The Chinese port city of Zhoushan has seen an uptick in demand and is expected to lure a large number of vessels making their journeys to and from Northeast Asia to refuel in the most cost efficient way.
Since a fuel oil tax rebate effective Feb. 1, Chinese domestic refineries have ramped up supply of low sulfur marine fuel for bonded bunkering, pushing down prices to parity with Asia’s key bunkering hub of Singapore.
The Zhoushan delivered marine fuel 0.5%S flat price averaged $319.11/mt so far in September, compared with $321.65/mt over the same period for delivery in Singapore, S&P Global Platts data showed.
“Demand has been steady, as Singapore prices are higher and Hong Kong supply is uncertain,” one supplier said.
In late July Hong Kong imposed a 14-day mandatory quarantine for crew members of ships calling at its port solely for bunkering purposes since, leading suppliers to cut down on cargo procurement and halting some bunker operations.
Market sources estimate China’s low sulfur fuel oil production at around 850,000/month, and local suppliers continue to procure LSFO from overseas to meet any excess demand. China’s marine fuel market demand averages 1 million mt/month.
However, Chinese suppliers are increasingly cutting down on imports as prices become more competitive at home.
“We stopped importing bunker fuel about three or four months ago,” one Zhoushan-based supplier said. “Our fuel is now completely sourced from domestic refineries as prices are better.”
Located in the eastern part of China Zhejiang Pilot Free Trade Zone, Zhoushan aims to supply 5 million mt of bunker fuels in 2020, and to breach the 10 million mt mark in 2025, according to documents released by Zhoushan City Council and Zhejiang Provincial Government.
To boost its port economy, China does not allow fuel oil cargo exports. Hence suppliers can only supply LSFO for bonded bunkering at its ports, keeping a lid on prices.
Zhoushan is also a key delivery location for the LSFO bonded bunker futures contract traded on the Shanghai International Energy Exchange, which launched June 22. The contract provides a hedging tool to the developing Chinese low sulfur marine fuel market.
During August, Zhoushan port supplied 420,000 mt of bonded bunker fuels, jumping 56.73% year on year in light of its competitive prices.
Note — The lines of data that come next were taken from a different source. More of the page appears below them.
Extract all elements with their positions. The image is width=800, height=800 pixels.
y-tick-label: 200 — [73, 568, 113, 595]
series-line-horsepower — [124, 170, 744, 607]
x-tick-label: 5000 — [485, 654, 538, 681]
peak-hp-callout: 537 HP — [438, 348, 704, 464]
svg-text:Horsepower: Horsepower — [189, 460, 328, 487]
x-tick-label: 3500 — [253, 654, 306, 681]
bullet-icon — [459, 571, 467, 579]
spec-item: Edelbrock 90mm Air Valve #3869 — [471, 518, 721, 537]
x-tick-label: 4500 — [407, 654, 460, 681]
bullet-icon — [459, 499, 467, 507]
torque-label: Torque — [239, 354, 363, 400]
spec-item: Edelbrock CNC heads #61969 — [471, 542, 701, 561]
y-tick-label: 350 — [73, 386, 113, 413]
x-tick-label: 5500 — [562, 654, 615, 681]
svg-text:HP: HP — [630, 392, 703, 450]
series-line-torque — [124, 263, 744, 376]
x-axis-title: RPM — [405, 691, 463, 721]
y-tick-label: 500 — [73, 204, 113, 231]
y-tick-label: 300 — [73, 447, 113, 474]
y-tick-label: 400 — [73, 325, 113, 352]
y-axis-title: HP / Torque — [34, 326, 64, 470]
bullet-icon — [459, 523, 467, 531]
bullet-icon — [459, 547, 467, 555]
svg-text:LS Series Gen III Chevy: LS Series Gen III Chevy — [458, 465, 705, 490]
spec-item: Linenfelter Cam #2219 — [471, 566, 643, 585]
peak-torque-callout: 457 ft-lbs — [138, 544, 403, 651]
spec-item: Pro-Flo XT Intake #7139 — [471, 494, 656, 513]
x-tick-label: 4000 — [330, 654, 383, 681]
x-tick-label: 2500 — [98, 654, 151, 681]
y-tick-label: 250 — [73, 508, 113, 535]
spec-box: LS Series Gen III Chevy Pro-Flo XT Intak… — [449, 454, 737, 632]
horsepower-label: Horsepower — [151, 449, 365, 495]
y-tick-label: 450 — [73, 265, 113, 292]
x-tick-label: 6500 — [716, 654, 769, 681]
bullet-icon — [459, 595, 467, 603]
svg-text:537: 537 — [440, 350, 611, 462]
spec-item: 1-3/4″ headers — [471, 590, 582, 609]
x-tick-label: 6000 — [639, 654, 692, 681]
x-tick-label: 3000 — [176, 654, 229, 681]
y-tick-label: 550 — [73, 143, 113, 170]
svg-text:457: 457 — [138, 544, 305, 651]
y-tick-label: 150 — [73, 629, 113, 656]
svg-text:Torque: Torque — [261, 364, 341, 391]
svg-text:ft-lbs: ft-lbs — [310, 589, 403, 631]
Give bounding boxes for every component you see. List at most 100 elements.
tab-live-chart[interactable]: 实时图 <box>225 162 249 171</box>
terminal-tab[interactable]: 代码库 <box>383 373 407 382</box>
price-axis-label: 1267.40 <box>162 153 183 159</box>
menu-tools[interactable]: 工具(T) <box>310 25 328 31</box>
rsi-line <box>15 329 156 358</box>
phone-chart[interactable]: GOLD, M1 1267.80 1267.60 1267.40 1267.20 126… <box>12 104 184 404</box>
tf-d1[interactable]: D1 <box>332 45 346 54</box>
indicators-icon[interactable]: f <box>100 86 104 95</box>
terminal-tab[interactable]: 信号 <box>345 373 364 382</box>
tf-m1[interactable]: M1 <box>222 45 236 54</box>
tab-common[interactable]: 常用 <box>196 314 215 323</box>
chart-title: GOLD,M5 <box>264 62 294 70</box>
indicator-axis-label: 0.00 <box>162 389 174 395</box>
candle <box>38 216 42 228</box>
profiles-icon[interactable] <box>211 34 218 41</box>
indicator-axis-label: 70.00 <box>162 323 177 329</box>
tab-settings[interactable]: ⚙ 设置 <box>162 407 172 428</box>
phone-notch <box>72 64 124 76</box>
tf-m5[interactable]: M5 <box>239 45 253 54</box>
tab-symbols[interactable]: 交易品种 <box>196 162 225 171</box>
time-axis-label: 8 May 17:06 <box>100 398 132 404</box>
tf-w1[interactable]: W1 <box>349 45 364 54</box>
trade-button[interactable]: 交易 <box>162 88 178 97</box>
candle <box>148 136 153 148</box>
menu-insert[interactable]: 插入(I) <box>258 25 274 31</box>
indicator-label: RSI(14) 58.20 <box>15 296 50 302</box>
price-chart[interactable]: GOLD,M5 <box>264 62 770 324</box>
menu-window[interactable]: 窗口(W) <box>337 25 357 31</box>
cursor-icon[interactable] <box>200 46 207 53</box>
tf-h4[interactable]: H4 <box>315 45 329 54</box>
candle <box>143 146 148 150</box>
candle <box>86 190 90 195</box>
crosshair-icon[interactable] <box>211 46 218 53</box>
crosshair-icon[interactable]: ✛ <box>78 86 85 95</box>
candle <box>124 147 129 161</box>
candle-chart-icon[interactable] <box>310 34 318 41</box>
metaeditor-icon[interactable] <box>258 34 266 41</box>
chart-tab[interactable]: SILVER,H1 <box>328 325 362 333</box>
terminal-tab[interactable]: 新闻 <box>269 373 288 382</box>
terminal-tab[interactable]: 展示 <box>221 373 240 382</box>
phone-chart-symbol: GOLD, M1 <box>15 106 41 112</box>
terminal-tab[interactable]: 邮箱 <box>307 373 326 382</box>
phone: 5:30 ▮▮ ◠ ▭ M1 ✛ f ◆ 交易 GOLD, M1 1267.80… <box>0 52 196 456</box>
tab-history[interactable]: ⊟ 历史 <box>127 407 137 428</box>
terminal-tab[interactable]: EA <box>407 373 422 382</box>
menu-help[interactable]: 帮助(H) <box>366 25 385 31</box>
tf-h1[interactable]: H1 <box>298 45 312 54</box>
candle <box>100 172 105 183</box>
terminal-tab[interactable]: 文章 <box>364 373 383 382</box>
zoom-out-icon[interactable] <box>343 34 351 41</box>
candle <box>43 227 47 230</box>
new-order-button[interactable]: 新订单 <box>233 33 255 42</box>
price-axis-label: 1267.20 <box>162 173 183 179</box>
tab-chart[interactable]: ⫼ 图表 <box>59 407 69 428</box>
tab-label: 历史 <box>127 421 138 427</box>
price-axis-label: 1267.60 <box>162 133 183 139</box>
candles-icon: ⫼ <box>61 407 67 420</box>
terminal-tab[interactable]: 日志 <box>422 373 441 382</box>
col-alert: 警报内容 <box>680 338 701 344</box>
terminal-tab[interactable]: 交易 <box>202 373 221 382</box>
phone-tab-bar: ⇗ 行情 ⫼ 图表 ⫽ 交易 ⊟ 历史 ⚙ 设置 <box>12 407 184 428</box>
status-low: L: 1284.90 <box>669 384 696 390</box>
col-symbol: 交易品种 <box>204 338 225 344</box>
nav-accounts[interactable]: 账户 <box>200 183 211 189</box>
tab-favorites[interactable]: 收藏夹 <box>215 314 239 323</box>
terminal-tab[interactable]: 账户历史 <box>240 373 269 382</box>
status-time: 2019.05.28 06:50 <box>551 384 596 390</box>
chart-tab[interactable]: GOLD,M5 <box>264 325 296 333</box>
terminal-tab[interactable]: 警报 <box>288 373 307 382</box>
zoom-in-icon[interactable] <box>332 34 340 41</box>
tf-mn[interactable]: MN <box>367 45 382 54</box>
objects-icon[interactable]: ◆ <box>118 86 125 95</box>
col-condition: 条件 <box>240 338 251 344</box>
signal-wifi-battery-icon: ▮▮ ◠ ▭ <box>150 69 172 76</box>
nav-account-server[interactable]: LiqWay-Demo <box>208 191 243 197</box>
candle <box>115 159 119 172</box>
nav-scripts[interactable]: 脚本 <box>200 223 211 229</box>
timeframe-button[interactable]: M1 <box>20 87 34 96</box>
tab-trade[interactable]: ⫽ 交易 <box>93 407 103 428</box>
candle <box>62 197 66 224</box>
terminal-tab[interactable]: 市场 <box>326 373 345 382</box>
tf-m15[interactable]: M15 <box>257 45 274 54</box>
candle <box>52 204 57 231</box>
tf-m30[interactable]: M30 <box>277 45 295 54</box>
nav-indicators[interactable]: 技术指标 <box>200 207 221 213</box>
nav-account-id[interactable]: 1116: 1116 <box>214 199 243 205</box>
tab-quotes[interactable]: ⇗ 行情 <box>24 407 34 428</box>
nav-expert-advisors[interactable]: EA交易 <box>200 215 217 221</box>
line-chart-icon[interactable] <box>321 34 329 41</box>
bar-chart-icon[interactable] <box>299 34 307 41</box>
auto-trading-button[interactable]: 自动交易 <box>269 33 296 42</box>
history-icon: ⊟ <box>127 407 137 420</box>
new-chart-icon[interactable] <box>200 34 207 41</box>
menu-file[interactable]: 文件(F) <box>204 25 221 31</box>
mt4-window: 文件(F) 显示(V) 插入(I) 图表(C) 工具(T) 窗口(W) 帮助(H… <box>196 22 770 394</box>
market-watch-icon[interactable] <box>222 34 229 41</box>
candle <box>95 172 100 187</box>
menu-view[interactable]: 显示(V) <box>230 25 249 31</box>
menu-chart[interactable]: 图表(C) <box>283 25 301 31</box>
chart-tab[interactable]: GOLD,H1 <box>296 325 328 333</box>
Over January-August, Zhoushan port supplied 2.81 million mt of bunker fuels, up 13.4% year n year.
In the key port of Singapore, market participants said they have seen some low sulfur bunker fuel sales shift to China, especially when prices at Zhoushan are at parity with Singapore.
“During weeks when prices in Zhoushan are at parity to Singapore or just $5-10/mt more, we do see demand shifting there,” a Singapore-based bunker trader said. “Some suppliers in China may also be willing to offer low sulfur bunker fuel at more competitive prices to Singapore depending on volume.”
Even so, market participants in Singapore said they are unwilling to lower offers to entice buyers. “So far, the demand shift has been prevalent from end-August,” another Singapore-based bunker trader said. “We are not sure if this trend is going to continue yet. For now, Singapore is still seeing stable demand in September so it’s not something we are too worried about.”